Tyler Creech

Research interests:

Current Research Projects:
Thesis: Brucella transmission and contact rates among elk in the Greater Yellowstone Ecosystem

A critical parameter in the study and management of wildlife diseases is the rate of transmission from infected individuals to susceptible individuals. The transmission rate for an infectious disease depends largely on the rate and type of contact between individuals, but quantifying contact typically requires a major investment of time and resources. For this reason, population density is often used as a proxy for contact, based on the untested assumption that contact rate and density are directly and positively correlated.

An emerging technique for directly estimating contact rates is the use of proximity collars – traditional VHF or GPS collars coupled with dataloggers that record the timing and identity of contacts with other dataloggers. Proximity collars facilitate the collection of large amounts of contact data at relatively fine spatial and temporal scales, and thus have great potential as a research tool for wildlife ecologists and epidemiologists.
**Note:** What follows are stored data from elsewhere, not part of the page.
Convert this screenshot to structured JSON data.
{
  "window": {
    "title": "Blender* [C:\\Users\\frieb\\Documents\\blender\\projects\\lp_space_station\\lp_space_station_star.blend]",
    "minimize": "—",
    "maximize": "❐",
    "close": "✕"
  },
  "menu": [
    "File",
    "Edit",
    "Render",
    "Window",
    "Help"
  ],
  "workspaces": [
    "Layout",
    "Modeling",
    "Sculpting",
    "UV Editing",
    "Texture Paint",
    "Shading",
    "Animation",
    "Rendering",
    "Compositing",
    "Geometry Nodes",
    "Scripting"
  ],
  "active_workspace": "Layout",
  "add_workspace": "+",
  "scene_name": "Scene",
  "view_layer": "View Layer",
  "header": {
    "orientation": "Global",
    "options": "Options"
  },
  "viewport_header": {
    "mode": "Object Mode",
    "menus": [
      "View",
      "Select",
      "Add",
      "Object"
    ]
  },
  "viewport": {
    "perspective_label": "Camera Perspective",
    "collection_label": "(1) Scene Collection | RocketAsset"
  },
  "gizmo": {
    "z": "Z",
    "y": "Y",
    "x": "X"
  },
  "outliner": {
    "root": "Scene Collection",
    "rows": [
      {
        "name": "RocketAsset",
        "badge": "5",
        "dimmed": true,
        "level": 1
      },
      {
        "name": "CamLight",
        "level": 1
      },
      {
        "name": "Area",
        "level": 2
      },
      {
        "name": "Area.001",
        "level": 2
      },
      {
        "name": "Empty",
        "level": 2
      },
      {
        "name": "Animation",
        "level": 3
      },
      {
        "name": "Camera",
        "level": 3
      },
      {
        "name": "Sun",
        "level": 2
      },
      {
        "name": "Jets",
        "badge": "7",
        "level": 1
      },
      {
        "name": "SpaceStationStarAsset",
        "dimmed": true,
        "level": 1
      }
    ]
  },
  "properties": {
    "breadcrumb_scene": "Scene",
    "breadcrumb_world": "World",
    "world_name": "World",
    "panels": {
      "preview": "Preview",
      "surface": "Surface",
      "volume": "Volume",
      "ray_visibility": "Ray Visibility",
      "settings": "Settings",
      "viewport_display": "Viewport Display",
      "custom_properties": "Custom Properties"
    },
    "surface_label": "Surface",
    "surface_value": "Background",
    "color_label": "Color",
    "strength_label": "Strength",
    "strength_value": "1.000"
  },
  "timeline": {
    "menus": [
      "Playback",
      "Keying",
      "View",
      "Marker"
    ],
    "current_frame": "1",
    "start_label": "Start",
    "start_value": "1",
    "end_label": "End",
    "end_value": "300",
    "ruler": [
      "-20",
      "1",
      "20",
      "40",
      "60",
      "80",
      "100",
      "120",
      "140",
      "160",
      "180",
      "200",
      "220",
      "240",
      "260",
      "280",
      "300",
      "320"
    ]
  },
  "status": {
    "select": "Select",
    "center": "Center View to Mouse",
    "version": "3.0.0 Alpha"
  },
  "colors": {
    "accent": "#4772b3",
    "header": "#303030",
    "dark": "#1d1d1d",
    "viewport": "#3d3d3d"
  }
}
I am conducting a study of proximity-collared elk in the Greater Yellowstone Ecosystem to evaluate the effects of alternative management strategies on the transmission of brucellosis in elk. Brucellosis is a bacterial disease that causes abortions in elk and is transmitted by exposure to infected reproductive tissues including aborted fetuses, fetal fluids, and placentas. The practice of supplemental feeding of elk during winter has been implicated in the spread and persistence of brucellosis within elk populations because feedgrounds support unnaturally high elk densities that promote disease transmission.

An alternative to traditional supplemental feeding that has been proposed for reducing brucellosis seroprevalence in elk is “low-density” feeding, in which feed is dispersed over a large area within the feedground rather than along a feedline, presumably reducing contacts and disease transmission. If low-density feeding is truly effective at reducing disease transmission, then significantly lower contact rates should be observed on feedgrounds implementing this strategy. By outfitting elk from one traditional feedground and one low-density feedground with proximity collars and systematically placing aborted elk fetuses equipped with proximity dataloggers within these feedgrounds, I will be able to estimate elk-elk and elk-fetus contact rates for each feedground and determine the efficacy of low-density feeding. From a theoretical perspective, I will also be using data from the proximity-collared elk to explore the relationship between contact rate and elk density and to find methods for scaling up from individual- to population-level estimates of contact.